I suspect that the Tory PR machine cannot believe its luck: in one fell swoop it gets to be all tough on crime (instantly appealing to its vicariously violent Daily Mail fan-base) and also claim credit for the invocation of the Big Society in an easy-to-identify media friendly way. And, you know what, great. There are people out there who are showing that they give a shit. They do care about the world in which we live.
Trouble is, what the Tory spin machine won’t recognize is that these people would have done this anyway – people who care will always want to help. Of course, increasingly Twitter makes it easier for organisers and leaders to help us help ourselves.
So, once all the broken buildings, homes and livelihoods are off the news, and all the shattered glass has been swept away, what will change? I suspect that the brutally hard work of the likes of Camila Batmanghelidjh will continue unfunded and swept under the carpet. Leaving aside the bandwagon agitation of the likes of The Third Estate, these are the people who are at the height of these riots: the young, disaffected and disengaged. They are outside the regular social order, they are what Blair called the Underclass and what the Victorians called the Poor. They are the people we are frightened of and who we don’t understand.
Riot Wombles won’t make the slightest difference to them – I do wonder if freshly cleaned streets may just become a canvas for another smear of destruction. And here’s the problem with the Big Society: it’s got nothing to do with government, it’s already there and it’s already helping itself. But, for those who fall outside the normal social order there aren’t enough Wombles to sweep that problem away.
Billy Bragg has written many great songs, all delivered in his distinct clarion style. Many continue to be as relevant as ever, with one of the songs early from his career currently ringing loud in our ears: It Says Here.

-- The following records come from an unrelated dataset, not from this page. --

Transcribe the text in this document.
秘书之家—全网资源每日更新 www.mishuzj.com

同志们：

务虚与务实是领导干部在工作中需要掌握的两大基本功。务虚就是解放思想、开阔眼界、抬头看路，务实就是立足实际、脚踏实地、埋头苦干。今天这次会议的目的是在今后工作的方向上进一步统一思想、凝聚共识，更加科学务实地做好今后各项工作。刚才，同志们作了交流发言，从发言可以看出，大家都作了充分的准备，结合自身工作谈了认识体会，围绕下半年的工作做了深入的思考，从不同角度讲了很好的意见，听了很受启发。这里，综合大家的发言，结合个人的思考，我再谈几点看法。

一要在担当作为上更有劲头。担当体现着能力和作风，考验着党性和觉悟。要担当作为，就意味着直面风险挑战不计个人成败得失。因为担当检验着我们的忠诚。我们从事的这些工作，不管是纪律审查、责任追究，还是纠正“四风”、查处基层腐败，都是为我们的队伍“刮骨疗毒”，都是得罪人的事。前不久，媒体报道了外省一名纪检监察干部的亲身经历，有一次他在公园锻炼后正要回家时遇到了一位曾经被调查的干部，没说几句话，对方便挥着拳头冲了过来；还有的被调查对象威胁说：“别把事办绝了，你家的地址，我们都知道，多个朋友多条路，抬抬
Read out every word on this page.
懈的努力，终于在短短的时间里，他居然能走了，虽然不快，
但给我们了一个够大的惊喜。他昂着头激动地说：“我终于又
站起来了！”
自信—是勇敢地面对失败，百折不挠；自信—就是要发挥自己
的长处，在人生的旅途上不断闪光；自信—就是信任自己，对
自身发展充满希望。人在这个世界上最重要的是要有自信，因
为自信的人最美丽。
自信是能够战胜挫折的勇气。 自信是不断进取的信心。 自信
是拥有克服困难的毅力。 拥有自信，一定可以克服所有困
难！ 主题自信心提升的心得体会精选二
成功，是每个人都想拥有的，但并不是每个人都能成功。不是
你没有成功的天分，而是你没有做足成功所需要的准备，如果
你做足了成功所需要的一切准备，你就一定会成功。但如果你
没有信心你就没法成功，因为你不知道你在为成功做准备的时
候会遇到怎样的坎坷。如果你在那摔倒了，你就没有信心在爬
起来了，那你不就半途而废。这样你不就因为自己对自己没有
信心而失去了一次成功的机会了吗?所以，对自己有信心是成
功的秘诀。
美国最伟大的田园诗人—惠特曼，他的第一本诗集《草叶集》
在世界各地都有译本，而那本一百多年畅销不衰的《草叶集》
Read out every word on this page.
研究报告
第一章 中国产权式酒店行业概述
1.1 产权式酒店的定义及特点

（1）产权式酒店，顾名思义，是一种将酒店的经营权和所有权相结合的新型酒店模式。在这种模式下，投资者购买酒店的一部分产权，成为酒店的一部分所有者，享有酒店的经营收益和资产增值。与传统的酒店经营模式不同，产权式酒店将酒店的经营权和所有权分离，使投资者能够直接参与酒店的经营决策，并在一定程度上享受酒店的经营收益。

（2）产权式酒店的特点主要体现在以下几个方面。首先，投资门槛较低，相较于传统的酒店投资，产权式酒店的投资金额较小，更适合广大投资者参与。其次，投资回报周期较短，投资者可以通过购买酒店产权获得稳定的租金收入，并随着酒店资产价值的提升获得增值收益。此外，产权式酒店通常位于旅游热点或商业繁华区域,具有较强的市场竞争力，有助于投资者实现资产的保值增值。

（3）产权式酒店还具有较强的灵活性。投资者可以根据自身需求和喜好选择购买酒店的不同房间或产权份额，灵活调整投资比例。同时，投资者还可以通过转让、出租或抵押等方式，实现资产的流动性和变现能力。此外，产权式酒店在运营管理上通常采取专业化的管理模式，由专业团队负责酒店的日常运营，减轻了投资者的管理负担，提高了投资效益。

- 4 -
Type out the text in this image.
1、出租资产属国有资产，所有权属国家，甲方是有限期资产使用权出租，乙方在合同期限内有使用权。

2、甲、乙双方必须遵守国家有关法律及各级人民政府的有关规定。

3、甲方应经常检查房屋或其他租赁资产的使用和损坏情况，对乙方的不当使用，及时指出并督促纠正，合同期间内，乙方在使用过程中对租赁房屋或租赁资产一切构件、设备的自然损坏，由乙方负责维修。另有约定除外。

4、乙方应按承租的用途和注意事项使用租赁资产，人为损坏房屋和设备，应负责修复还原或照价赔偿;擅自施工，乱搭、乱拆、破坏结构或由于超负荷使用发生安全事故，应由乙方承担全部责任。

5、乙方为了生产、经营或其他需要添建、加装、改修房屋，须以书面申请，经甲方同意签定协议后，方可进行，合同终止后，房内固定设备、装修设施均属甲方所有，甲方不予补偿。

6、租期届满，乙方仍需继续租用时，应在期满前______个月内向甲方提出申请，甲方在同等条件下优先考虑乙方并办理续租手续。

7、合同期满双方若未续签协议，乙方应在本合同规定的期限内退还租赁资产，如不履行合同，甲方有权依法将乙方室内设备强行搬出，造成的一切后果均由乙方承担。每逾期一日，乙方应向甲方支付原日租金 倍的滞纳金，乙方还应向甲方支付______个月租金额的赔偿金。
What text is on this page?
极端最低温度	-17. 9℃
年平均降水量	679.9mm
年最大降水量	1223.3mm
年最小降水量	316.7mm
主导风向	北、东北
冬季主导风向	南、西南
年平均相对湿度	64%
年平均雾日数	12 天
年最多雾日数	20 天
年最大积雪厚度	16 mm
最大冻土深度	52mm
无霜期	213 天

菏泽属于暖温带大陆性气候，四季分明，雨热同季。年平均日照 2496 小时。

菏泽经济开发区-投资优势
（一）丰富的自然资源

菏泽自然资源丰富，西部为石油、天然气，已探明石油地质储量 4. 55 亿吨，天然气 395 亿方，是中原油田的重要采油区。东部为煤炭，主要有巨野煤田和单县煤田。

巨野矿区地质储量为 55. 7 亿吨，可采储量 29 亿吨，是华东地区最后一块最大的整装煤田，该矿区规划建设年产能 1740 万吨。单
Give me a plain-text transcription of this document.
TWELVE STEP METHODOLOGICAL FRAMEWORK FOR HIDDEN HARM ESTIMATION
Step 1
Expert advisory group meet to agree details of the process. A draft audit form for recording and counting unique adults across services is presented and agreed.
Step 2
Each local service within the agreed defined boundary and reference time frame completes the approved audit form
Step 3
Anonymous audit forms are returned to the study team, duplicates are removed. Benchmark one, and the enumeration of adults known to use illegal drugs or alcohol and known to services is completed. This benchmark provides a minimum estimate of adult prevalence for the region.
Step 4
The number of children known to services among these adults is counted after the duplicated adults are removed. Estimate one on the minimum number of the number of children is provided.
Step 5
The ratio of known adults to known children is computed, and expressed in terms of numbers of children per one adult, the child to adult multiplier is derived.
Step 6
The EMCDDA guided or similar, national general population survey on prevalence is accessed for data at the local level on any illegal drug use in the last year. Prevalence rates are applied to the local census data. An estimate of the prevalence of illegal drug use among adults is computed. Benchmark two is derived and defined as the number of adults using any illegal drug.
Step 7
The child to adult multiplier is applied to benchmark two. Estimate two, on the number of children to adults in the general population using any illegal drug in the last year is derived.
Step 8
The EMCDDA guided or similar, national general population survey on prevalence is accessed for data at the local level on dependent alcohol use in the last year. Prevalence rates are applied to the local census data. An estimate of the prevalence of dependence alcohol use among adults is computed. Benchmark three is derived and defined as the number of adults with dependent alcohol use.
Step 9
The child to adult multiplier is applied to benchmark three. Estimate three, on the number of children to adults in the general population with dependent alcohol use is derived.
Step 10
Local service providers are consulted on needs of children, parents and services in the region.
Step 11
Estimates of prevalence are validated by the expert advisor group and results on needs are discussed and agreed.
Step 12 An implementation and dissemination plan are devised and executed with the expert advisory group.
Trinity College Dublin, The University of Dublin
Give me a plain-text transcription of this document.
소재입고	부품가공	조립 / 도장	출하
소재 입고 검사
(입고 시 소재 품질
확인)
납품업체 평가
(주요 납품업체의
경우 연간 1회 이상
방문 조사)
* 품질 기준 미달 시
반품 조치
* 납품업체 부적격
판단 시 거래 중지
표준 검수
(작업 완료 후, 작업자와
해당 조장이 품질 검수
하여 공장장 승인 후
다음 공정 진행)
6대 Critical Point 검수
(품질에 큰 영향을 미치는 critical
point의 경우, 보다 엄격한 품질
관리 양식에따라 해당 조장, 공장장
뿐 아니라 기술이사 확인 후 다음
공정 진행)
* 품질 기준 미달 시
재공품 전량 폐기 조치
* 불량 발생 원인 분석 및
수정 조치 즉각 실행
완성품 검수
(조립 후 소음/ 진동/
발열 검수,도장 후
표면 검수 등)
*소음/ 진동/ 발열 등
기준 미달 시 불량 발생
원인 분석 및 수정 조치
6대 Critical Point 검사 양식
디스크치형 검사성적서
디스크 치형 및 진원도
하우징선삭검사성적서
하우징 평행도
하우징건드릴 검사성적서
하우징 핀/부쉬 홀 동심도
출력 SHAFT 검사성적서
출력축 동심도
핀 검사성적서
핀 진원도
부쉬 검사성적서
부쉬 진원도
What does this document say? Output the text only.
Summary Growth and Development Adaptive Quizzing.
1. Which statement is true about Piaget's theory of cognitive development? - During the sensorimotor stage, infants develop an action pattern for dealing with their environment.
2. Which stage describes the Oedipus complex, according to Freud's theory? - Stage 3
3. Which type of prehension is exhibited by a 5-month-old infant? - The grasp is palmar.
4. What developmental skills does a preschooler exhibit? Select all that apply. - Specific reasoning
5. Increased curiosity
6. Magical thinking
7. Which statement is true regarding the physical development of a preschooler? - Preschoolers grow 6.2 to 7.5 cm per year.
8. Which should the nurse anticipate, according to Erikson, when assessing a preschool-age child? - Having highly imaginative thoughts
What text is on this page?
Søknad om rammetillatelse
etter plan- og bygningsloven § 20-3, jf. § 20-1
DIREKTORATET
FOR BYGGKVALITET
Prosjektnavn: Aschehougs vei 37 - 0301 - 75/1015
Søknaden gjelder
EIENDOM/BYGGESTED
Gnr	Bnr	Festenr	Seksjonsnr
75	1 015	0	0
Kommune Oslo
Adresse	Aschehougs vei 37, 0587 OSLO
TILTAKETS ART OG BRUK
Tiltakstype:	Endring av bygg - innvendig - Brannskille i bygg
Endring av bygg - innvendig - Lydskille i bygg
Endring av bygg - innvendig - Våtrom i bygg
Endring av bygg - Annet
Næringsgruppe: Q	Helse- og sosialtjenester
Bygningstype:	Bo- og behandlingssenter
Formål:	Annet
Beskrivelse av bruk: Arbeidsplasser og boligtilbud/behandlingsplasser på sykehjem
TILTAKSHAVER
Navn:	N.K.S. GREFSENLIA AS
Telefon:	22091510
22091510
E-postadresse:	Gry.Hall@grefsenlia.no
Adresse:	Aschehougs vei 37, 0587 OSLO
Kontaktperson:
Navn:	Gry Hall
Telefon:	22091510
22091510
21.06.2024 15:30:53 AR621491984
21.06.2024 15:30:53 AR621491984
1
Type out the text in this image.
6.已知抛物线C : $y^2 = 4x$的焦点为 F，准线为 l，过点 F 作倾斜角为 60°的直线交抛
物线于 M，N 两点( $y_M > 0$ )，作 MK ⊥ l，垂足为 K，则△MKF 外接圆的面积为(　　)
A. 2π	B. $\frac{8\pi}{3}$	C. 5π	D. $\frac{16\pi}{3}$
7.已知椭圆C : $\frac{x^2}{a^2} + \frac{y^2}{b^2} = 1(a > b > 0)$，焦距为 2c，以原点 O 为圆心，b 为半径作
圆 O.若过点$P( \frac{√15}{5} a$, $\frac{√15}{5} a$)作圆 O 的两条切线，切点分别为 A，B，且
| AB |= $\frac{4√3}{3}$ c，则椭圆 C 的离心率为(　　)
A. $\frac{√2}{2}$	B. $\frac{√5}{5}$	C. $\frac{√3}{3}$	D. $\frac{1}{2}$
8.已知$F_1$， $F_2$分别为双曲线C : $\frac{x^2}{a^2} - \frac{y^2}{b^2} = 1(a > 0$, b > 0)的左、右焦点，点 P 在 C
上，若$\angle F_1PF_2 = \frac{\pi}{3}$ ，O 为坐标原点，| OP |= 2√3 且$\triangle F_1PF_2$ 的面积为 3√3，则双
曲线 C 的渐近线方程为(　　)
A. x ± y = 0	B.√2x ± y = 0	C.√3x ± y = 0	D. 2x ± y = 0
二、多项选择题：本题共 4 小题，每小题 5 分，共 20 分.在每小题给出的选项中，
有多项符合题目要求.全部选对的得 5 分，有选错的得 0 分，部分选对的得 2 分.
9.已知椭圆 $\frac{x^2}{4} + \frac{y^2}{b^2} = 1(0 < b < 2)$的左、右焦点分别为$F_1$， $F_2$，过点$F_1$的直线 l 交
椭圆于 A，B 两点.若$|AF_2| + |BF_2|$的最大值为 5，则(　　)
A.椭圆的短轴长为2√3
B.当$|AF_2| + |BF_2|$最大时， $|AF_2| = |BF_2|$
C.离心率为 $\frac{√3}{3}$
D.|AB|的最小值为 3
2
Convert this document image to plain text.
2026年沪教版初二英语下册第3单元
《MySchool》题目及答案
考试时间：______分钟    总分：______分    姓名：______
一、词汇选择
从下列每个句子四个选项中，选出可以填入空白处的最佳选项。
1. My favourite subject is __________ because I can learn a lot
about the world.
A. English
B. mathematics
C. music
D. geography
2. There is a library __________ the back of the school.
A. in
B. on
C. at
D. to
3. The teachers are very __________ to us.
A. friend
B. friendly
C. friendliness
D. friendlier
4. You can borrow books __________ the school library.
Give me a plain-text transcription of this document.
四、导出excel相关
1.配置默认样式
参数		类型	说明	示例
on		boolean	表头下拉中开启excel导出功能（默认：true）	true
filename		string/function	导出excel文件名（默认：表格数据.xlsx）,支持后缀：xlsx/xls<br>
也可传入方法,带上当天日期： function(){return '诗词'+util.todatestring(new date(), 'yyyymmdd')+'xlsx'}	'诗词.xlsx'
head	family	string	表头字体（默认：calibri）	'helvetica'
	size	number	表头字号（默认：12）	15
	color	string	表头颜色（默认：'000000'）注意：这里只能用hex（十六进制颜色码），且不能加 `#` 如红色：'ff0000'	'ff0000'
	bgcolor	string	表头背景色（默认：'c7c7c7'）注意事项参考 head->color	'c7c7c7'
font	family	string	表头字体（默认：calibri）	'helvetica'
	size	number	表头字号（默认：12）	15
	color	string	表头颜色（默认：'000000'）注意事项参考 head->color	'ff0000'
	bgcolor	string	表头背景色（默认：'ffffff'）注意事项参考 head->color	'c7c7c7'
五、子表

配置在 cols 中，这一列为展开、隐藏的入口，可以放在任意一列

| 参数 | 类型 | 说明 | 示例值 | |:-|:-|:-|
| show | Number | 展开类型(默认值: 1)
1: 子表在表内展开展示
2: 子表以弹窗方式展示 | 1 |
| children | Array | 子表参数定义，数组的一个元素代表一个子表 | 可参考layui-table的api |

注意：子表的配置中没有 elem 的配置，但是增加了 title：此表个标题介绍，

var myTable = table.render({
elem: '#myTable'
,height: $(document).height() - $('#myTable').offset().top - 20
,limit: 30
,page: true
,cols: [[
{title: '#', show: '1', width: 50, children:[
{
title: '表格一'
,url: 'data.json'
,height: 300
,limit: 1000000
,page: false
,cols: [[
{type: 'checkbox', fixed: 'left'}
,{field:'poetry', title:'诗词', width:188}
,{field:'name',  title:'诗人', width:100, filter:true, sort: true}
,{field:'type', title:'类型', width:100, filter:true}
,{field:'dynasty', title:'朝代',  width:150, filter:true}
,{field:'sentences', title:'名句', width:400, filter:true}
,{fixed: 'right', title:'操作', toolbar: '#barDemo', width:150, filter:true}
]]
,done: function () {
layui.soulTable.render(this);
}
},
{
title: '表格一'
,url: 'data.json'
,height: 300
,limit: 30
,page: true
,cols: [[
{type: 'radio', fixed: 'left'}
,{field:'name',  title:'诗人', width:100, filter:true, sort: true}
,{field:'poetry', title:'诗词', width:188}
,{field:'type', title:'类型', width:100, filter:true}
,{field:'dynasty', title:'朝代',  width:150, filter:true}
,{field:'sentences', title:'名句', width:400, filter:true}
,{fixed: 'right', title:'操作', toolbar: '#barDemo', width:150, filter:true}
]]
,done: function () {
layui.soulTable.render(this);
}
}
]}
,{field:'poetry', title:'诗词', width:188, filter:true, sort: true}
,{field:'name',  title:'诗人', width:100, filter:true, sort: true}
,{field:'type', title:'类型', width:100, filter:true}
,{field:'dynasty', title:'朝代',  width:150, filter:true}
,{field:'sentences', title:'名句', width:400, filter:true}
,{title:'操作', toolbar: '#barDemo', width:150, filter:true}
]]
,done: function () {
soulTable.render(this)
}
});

Sure, it speaks of a time when the “Tory press” was an identifiable movement, a blocker to the left’s attempts to advance. And, sure, the Tory press was really the Murdoch press, the News International machine that has come to dominate British media far beyond the old days of newspaper magnates. But it still has significance (even if that has gone beyond the Left/Right divide – see Tom Baldwin’s memo to the opposition front bench: http://order-order.com/2011/07/06/what-happened-to-baldwins-memo). And Bragg’s polemic seems so very appropriate, even nearly 30 years on.
As the News of the World has been forced into a kamikaze tailspin, we have seen a sudden politicisation of celebrity views. It’s funny, isn’t it: people whose professional lives necessarily rely on the exploitation of the wider populace have become vocal opponents that very exploitation that has actually been part of their careers.
This isn’t an excuse of the ethics – or lack of – of the red top press in its insatiable need to sell more and more stories of celeb tittle-tattle, but the fact that, as outraged as Hugh Grant may have become on Question Time
or Steve Coogan getting all righteous at Paul McMullen on Newsnight
may be, the creation of the celebrity as we know it today, and with it the influence, money and lifestyle of that culture, has grown handsomely with the filth and fury of the tabloid press.
But, rather than getting so conveniently indignant at the News of the Screws, ought we to examine both the willingness of celebrities to milk their public for all they’re worth and the rapid and rabid consumption by the people of so much of these celeb’s output. Celebrity Dancing on Ice, anyone?
And, of course, celebrity indignation and sanctimony seems only to have become conspicuous following the revelation that News Corp’s finest had stooped to feeding voraciously off the distressed voicemails left for an innocent.
So, should we align ourselves with Grant and Coogan to condemn the viciousness of the gutter press, or ought we to remember that they too are part of that cynical “money and numbers” game?